What, then, is the lesson for us today? It would be easy to moralize, to say simply: do not look back, learn to trust, resist the urge to control. But such advice is too simple. The myth endures not because it offers a neat solution, but because it confronts us with the impossibility of perfection. Orpheus’s failure reminds us that no bargain with the gods is ever secure, no trust ever absolute, no control ever complete. The question is not whether we will look back, as we undoubtedly will, but what we will do when we realize the cost. Will we, like Orpheus, retreat into grief and song, lamenting what we have lost? Or will we accept the impermanence, and walk forward knowing that the light itself is enough, even if it does not restore what was taken?
In our modern political life, this question is urgent. Movements built on nostalgia, on promises of restoration, are powerful because they appeal to our deepest fears of loss. But they are dangerous because they risk trapping us in an endless cycle of backward glances. If we are forever trying to revive what has passed, we may never build what could be. And yet, if we deny the power of loss altogether, if we pretend that grief and longing do not matter, we sever ourselves from what makes us human. The challenge, then, is to live with both: to honor the memory of Eurydice without demanding her return. To acknowledge what is gone, and yet still walk forward.
Perhaps this is what makes the myth not simply tragic, but instructive. Orpheus loses Eurydice, but in so doing, he bequeaths to us a story that has shaped centuries of art and thought. His failure becomes our inheritance, a reminder that even in loss there is creation. And maybe this, too, is a message for our politics. The past cannot be restored, but it can inspire. The longing for what has been lost can be transmuted into the energy to build anew.
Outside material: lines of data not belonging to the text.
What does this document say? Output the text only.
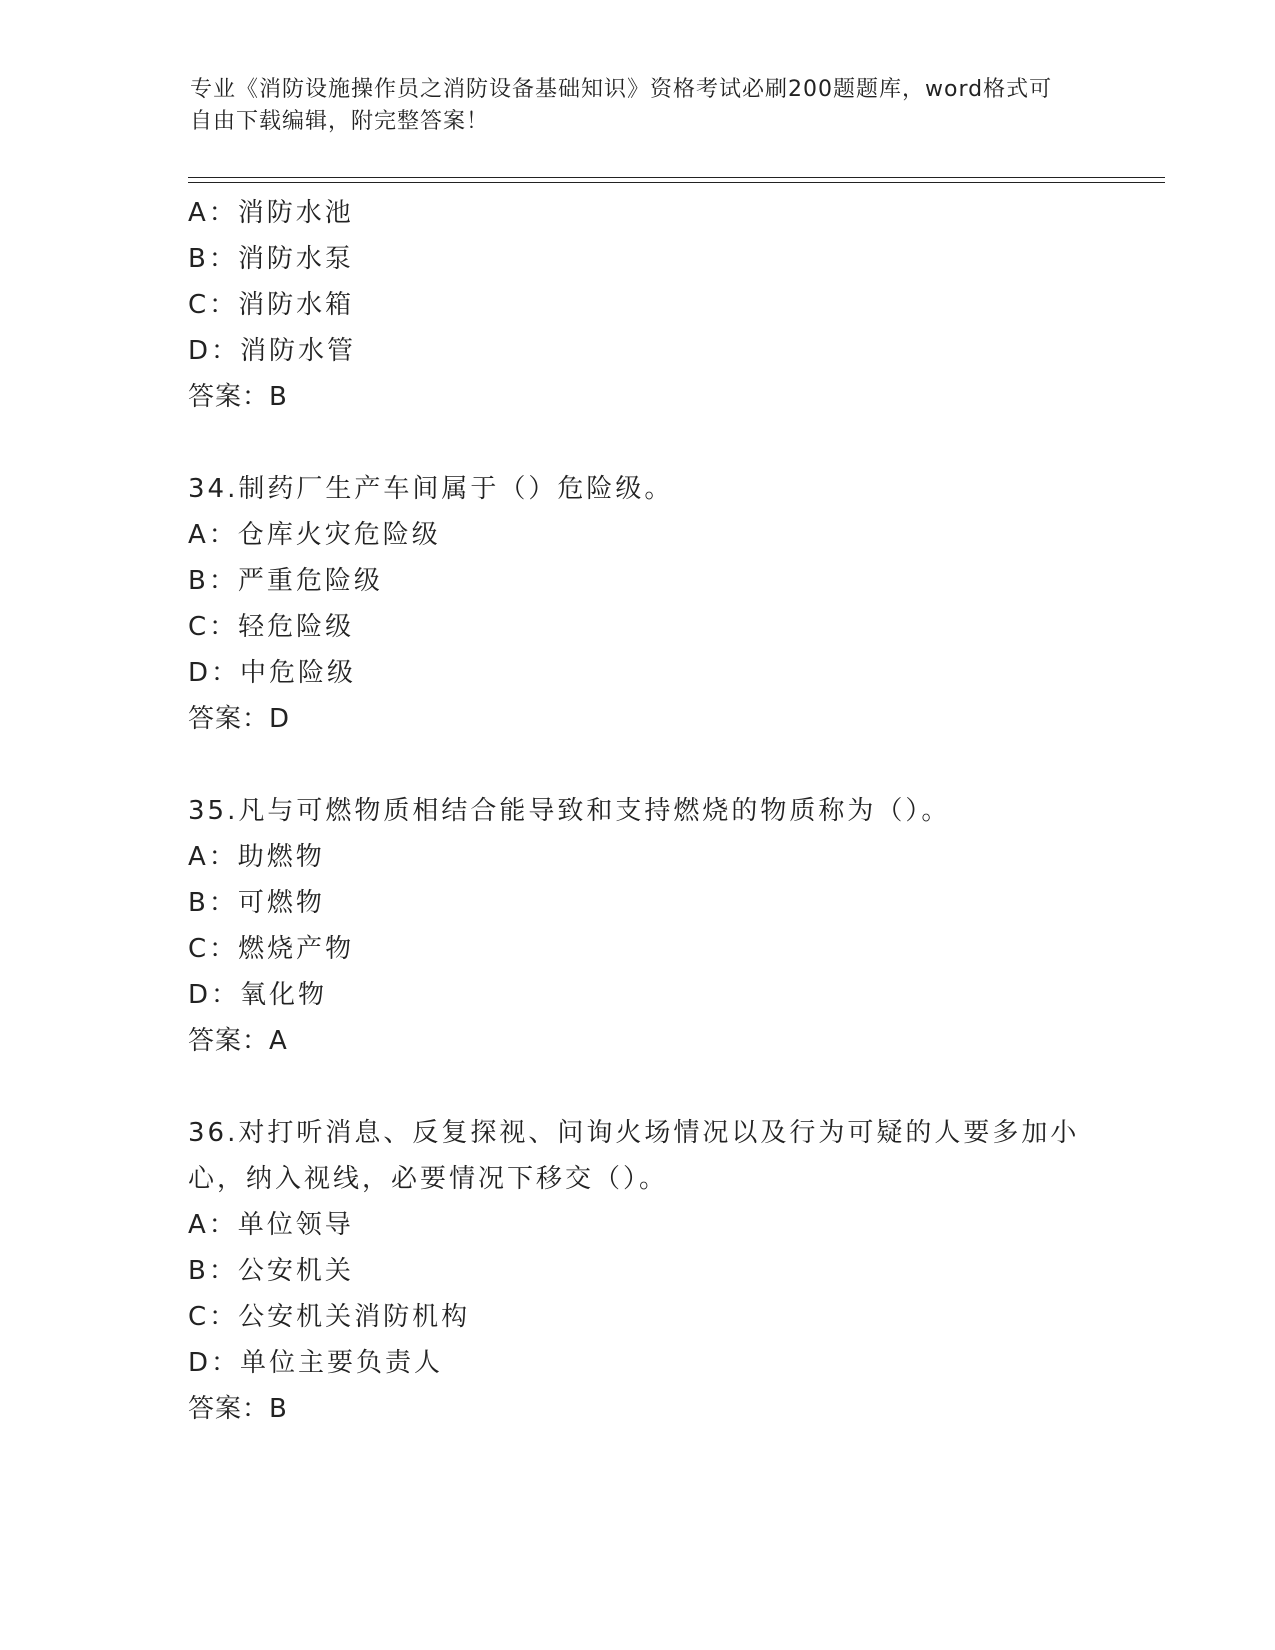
专业《消防设施操作员之消防设备基础知识》资格考试必刷200题题库，word格式可自由下载编辑，附完整答案！
A：消防水池
B：消防水泵
C：消防水箱
D：消防水管
答案：B
34.制药厂生产车间属于（）危险级。
A：仓库火灾危险级
B：严重危险级
C：轻危险级
D：中危险级
答案：D
35.凡与可燃物质相结合能导致和支持燃烧的物质称为（）。
A：助燃物
B：可燃物
C：燃烧产物
D：氧化物
答案：A
36.对打听消息、反复探视、问询火场情况以及行为可疑的人要多加小
心，纳入视线，必要情况下移交（）。
A：单位领导
B：公安机关
C：公安机关消防机构
D：单位主要负责人
答案：B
The temptation to control may never be overcome, but it can be redirected; from the futile attempt to master fate, toward the more modest, but no less noble, task of shaping the present with honesty and courage.
In the end, the myth of Orpheus and Eurydice does not tell us never to look back. It tells us that when we do, as we inevitably will, we must learn to live with the loss, and not let it paralyze us. Our culture and politics today are filled with backward glances, with the desperate need to prove, to control, to restore. If we can learn anything from the poet and his beloved, it is that such control is illusory, and that our true task is not to command the past, but to step forward into the light, uncertain but unafraid.